De part ses connaissances au gouvernement (Ribot, Rouvier, Waldeck-Rousseau), le patron de presse devient une personnalité politique à part entière. A tel point qu’en 1891, il devient sénateur des Hautes-Pyrénées. C’est avec l’affaire Dreyfus en 1894 que le journal va jouer un rôle crucial. Tandis que les médias antisémites (La Libre Parole, L’Antijuif …) se déchaînent, Le Petit Parisien apparaît très modéré. Il relate alors les faits sans prendre véritablement parti. En 1895, la famille Dupuy décide de soutenir le lieutenant-colonel et plaide pour une révision du procès qui avait condamné Dreyfus. Une prise de position qui va asseoir encore davantage le journal dans le paysage politique français. En 1905 puis 1913, Jean Dupuy va utiliser la visibilité de ses titres - qui dépassent le million d’exemplaires - pour se prononcer en faveur la séparation de l’Eglise et de l’Etat ainsi que pour l’allongement de la durée du service militaire à trois ans

Une du Petit Parisien le dimanche 25 mars 1900


Apogée puis scandale

 

La Première Guerre mondiale (1914-1918) va inscrire Le Petit Parisien dans l’histoire du journalisme.

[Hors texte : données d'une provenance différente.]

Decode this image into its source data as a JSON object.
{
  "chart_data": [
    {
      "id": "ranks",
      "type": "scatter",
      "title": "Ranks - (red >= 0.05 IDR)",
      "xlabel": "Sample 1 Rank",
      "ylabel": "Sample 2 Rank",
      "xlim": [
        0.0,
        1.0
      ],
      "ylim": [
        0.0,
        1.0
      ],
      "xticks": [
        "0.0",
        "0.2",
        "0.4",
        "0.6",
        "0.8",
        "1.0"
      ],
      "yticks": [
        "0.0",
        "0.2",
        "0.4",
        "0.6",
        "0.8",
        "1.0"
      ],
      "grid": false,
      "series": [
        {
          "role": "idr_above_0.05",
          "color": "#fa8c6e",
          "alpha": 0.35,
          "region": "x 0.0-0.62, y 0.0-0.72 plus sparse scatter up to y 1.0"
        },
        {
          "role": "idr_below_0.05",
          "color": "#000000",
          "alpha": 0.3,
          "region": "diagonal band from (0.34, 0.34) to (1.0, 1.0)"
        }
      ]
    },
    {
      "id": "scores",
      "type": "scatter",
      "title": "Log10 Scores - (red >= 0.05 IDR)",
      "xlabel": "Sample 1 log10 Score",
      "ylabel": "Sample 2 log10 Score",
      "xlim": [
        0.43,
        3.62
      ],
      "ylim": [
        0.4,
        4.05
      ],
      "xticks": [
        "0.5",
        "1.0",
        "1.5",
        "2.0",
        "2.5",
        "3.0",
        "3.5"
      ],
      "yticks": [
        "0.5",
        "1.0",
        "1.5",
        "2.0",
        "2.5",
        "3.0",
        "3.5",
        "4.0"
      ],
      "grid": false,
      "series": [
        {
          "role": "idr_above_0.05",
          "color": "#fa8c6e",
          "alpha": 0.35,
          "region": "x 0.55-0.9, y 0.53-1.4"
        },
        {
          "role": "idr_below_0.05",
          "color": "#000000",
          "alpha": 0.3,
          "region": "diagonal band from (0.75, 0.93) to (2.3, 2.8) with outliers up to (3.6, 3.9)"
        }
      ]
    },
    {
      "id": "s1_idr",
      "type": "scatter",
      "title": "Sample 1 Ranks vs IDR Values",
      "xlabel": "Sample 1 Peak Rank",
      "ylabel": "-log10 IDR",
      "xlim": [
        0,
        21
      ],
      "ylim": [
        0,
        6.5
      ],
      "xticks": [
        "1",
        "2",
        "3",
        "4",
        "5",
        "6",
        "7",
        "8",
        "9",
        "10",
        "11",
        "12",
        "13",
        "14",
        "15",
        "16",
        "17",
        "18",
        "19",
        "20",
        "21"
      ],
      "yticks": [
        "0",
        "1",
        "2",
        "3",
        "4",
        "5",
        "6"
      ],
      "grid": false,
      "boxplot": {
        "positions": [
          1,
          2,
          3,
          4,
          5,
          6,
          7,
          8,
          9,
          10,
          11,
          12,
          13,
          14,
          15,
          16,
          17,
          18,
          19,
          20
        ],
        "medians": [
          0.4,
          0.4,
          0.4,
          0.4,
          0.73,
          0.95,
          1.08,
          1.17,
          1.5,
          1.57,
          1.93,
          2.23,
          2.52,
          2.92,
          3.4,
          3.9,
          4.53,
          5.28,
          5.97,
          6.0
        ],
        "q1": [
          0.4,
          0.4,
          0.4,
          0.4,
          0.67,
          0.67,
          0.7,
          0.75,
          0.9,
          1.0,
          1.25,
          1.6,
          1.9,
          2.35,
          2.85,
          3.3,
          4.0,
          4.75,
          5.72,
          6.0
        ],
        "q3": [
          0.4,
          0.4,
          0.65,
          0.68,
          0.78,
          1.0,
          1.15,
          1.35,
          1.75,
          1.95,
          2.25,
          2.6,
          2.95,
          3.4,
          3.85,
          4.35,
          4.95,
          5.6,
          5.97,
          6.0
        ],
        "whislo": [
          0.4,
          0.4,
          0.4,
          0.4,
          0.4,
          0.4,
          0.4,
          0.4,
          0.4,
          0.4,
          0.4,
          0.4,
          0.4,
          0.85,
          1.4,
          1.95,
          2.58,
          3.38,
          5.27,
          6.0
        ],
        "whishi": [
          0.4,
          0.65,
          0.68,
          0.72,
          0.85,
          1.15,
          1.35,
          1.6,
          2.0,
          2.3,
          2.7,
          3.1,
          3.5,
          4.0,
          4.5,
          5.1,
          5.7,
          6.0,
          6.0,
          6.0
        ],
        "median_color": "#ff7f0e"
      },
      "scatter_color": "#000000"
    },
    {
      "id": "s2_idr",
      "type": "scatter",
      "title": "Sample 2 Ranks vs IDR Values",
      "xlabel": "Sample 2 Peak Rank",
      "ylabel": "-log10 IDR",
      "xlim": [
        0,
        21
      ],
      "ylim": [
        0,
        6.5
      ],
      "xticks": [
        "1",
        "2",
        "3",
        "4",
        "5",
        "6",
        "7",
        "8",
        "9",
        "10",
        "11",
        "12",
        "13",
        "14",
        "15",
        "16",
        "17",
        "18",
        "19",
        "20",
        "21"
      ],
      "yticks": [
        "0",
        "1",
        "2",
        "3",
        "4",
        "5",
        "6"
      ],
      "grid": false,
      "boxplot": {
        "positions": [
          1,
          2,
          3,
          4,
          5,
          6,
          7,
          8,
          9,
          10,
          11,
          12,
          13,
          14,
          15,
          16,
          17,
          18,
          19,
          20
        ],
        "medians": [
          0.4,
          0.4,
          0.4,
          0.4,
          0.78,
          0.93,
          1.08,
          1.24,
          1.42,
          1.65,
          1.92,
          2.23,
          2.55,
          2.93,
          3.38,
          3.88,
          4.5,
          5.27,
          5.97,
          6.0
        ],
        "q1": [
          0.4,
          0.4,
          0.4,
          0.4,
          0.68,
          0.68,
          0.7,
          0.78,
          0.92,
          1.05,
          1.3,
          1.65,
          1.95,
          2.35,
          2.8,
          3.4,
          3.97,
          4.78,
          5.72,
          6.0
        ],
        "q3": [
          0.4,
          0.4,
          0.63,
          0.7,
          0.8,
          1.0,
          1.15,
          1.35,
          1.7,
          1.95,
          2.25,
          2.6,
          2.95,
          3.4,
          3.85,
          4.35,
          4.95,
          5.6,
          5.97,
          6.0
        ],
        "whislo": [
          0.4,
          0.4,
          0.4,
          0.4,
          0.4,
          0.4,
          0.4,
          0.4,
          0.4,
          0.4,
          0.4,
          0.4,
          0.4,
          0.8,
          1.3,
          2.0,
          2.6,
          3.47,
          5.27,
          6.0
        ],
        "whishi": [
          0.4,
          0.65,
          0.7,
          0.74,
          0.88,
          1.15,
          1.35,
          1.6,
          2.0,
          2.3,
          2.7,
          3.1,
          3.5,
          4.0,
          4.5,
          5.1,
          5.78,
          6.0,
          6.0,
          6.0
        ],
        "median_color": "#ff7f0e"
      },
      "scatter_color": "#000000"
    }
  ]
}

Le journal publie alors les nouvelles du front et du divertissement pour remonter le moral des troupes. En 1916, les titres se vendent à plus de deux millions d’exemplaires. Le lendemain de la Victoire (12 novembre 1918), il dépasse les trois millions d’exemplaires et bat alors tous les records mondiaux. La famille Dupuy est à son apogée. 

 

Commence un revirement structurel et politique. Tout d’abord, la ligne éditoriale s’oriente nettement à droite. En 1919, Claude Anet, alors journaliste, rédige un article où il condamne la révolution bolchevik en la comparant au tsarisme. En 1930, Pierre Dupuy, fils de Jean Dupuy, rencontre Mussolini. Il se prononce peu après pour un accord franco-italien et est nommé grand officier de l'Ordre de la Couronne italienne.  L’avis du journal vis à vis du nazisme demeure assez neutre et Le Petit Parisien ne condamne pas les Jeux Olympiques de 1936 à Berlin. 

 

La honte intervient à partir de 1939. Alors que les ventes du journal baissent, sa puissance politique est également sur le déclin. La faute notamment à des prises de positions controversées. Le 11 juin 1940, le dernier numéro du quotidien des Dupuy paraît, titrant alors “L'Italie déclare la guerre à la France. On s'y attendait”. 

 

Le journal est peu après récupéré par Laval et se déclare “pour le maréchal”. La fin d’une ère et d’un journal qui aura battu le record du nombre de tirages en 1918.